『Everyday Robots』Damon Albarn

Blurデーモン・アルバーンのソロアルバム。一作通してミニマルな作りであり、とても穏やかな作品。しかし陰鬱になるわけではなく、「自叙伝的な意味合いがある」とデーモン自身も語るとおり、どこかノスタルジックな雰囲気を感じさせる。

ブラーで見せるキャッチーなメロディラインは健在ながら、ピアノの音色や打ち込みのバスドラム、パーカッションやホーンなど、音数は絞りつつ広がりのあるサウンドを見せてくれる。色合い自体は作品を通じて多彩とは言えないものの、決して退屈で退廃的な楽曲にはなっていない。

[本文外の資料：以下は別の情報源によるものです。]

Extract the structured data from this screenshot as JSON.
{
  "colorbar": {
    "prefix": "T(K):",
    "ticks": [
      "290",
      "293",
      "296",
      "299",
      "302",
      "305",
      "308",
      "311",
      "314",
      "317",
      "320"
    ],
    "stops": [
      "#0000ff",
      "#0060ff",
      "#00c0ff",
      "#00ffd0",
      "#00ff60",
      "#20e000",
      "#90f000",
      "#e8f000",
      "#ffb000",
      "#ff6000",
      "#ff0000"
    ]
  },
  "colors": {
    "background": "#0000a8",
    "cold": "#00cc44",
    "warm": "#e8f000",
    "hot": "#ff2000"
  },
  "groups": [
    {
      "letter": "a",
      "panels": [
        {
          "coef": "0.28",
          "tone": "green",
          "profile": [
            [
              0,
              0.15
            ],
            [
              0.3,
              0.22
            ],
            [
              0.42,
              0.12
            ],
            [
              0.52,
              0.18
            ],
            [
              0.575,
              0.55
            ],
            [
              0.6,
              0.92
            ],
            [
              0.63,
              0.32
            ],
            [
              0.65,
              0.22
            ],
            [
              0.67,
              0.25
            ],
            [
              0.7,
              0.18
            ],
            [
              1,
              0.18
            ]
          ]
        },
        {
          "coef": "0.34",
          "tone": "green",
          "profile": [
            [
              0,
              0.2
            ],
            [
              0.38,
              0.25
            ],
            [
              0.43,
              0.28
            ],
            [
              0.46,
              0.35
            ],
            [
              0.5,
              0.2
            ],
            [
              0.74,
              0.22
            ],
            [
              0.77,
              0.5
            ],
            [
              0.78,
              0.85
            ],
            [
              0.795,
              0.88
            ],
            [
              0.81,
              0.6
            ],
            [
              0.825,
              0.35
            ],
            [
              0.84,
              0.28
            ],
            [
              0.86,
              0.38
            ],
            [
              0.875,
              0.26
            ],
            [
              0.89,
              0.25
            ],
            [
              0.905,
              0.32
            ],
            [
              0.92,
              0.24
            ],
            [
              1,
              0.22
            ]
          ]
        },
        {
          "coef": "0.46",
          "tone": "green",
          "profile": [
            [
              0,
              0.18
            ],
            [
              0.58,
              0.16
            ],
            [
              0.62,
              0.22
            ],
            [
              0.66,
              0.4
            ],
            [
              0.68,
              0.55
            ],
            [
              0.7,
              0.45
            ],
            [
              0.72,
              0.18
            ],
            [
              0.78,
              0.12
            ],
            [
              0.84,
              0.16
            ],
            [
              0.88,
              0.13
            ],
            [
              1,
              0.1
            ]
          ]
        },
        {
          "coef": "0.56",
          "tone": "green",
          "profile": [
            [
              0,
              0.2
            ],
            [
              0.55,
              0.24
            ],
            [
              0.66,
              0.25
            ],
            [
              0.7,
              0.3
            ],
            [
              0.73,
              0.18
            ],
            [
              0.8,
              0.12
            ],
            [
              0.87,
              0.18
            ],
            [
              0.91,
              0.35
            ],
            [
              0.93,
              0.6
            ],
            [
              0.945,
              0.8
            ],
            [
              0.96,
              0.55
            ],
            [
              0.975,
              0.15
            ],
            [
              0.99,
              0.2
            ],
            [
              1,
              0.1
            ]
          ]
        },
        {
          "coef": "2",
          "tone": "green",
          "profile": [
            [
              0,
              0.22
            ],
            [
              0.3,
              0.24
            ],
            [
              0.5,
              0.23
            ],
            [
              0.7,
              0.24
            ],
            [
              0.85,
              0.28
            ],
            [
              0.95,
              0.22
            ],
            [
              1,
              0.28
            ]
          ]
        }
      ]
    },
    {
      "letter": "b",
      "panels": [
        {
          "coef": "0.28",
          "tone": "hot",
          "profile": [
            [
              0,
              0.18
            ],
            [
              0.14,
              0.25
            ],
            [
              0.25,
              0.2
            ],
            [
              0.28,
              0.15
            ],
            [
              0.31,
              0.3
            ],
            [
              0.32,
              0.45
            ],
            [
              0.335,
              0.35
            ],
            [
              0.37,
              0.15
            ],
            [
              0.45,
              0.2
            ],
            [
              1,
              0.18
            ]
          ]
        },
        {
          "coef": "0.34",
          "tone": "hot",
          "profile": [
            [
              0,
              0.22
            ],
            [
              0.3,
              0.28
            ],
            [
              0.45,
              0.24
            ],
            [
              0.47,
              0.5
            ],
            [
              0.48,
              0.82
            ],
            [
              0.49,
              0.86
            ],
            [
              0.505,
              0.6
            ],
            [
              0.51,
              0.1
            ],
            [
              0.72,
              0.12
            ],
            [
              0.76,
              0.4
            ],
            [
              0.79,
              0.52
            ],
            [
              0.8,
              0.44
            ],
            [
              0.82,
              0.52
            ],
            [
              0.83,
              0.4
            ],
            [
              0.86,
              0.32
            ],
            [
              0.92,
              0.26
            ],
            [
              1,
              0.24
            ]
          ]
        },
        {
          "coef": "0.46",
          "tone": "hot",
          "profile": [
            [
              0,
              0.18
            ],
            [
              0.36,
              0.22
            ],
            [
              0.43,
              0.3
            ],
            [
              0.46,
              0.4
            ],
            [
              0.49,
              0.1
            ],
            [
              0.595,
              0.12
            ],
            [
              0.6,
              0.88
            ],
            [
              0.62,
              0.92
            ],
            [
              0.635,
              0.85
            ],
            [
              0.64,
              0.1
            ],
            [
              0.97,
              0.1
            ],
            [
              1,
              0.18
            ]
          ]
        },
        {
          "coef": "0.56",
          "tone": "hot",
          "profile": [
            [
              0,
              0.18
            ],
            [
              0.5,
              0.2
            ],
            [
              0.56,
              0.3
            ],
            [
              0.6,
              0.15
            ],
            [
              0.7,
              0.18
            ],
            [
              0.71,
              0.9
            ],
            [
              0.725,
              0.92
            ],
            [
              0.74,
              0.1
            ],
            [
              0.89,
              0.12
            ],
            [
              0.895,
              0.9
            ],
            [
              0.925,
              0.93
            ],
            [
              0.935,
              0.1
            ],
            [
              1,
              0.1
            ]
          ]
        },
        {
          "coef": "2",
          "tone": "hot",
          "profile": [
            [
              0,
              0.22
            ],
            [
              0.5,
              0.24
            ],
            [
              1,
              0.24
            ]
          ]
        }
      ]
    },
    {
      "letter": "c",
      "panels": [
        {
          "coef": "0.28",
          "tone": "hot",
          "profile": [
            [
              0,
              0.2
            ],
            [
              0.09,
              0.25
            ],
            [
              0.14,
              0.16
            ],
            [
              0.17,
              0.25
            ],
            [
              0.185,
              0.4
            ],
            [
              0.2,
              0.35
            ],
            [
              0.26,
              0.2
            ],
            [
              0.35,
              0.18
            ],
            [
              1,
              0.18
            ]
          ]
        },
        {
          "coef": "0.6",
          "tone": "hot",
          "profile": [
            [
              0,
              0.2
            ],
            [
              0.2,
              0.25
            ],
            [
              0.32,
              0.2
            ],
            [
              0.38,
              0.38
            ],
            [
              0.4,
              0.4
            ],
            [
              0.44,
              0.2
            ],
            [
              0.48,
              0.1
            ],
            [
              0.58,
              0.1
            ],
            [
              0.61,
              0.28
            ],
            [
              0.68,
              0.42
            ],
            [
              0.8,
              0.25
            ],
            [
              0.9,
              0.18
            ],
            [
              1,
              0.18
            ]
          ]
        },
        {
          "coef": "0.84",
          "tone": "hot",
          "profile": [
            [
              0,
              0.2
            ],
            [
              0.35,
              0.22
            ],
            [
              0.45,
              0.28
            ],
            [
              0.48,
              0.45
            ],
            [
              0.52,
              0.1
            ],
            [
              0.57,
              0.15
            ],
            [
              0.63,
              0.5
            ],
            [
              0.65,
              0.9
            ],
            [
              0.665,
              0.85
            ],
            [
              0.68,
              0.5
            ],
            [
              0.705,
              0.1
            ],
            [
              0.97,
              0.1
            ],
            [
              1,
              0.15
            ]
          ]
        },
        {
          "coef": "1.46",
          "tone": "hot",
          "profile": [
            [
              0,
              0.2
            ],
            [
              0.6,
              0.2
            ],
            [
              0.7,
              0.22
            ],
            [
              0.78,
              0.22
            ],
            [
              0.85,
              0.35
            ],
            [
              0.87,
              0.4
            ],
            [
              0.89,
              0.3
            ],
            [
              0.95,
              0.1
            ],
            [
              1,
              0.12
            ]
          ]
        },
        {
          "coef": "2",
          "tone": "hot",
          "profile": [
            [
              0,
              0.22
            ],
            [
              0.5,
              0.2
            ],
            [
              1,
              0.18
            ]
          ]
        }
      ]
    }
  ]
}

こと、Bat For Lashesのナターシャ・カーンをコーラスに招いたM-6.“The Selfish Giant”は、愛する人が去っていく不安を抱えながらも、どこかそこに安堵を感じるかのような輝きを垣間見ることができる。

また、本作のクライマックスとなるM-12.“Heavy Seas Of Love”では、世界に無数広がる愛の終わり方、そして愛の始まりをも想像させるような、決してオプティミスティックにはならない、けれど前向きなその姿を感じられるような楽曲になっている。

そんな、どことなく愛する人と共に過ごす幸福感を忘れない中で、不安感を拭えずにいることで、逆にどこか平穏な心持ちになるような、不可思議な感覚が心地良く響く。